Shortness of breath was the most frequently-reported symptom and had a strong correlation with performing morning activities, such as walking up and down the stairs, putting on shoes and socks and making the bed 10 (Figure 3).
The majority of patients in this study were not taking their medication in time for it to exert its optimal effect, indicating a need for long-acting medication and advice to patients on the optimal time to administer their therapy.

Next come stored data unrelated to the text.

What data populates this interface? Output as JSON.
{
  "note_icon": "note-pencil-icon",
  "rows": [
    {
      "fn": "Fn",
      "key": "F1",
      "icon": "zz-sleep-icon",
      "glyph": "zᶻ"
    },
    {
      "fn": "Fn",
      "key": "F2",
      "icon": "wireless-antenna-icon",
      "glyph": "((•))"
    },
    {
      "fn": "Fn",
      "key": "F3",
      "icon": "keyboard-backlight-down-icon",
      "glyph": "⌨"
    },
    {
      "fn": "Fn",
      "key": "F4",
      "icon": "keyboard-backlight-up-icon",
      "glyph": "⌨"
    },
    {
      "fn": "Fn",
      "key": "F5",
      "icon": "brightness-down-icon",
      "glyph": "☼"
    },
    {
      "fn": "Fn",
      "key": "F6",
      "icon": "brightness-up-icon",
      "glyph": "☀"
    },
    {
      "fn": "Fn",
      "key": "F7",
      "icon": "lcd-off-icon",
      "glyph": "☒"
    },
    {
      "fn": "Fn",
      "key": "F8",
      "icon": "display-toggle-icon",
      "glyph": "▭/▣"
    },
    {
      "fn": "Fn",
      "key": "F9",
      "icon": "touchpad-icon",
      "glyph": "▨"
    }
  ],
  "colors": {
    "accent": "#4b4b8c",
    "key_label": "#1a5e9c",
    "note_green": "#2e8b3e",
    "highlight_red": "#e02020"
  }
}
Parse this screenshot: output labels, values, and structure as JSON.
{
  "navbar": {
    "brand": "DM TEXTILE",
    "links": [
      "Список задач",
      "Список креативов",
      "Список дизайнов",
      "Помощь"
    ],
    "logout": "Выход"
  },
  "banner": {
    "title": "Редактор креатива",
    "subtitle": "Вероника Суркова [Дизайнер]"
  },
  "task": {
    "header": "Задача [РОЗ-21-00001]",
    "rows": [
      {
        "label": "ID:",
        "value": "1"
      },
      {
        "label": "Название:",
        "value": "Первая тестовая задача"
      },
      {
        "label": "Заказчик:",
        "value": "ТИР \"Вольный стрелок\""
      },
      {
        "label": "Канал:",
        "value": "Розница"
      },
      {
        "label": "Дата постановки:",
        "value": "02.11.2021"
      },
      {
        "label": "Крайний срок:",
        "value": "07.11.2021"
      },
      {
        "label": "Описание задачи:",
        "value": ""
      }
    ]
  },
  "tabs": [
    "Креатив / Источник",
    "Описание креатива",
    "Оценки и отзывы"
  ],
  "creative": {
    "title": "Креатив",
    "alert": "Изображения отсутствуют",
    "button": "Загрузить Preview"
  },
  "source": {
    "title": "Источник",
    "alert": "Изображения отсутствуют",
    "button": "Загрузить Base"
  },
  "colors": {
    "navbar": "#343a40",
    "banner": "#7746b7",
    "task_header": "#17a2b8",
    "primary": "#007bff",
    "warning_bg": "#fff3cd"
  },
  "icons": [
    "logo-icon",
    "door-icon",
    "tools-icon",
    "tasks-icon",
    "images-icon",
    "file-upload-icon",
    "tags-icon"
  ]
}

Other studies have also shown that the severity and nature of COPD symptoms varies over time. For example, a study of Turkish patients with COPD indicated that variability in the symptoms of dyspnoea, sputum production and cough reached a peak in the morning hours, whereas wheezing peaked at night and angina peaked during the day.12 In a Spanish study, 84% of patients with COPD reported at least one respiratory symptom in the previous week and 61% noted that their symptoms varied over the course of the day or week, with the most intense symptoms occurring in the morning.13
The impact of the common COPD symptoms on patients’ lives was evaluated in a recent survey that revealed that these symptoms significantly affect patients’ routine activities, such as waking and carrying out simple tasks (e.g. stairs, shower, grooming, and dressing). The time to complete these simple activities was extended by 10-15 minutes for the patients, while more strenuous activities (doing morning chores around the house) took around 30 minutes longer than previously.14 The multiple symptoms have a significant impact on patient wellbeing1,3,15–19 (Figure 4).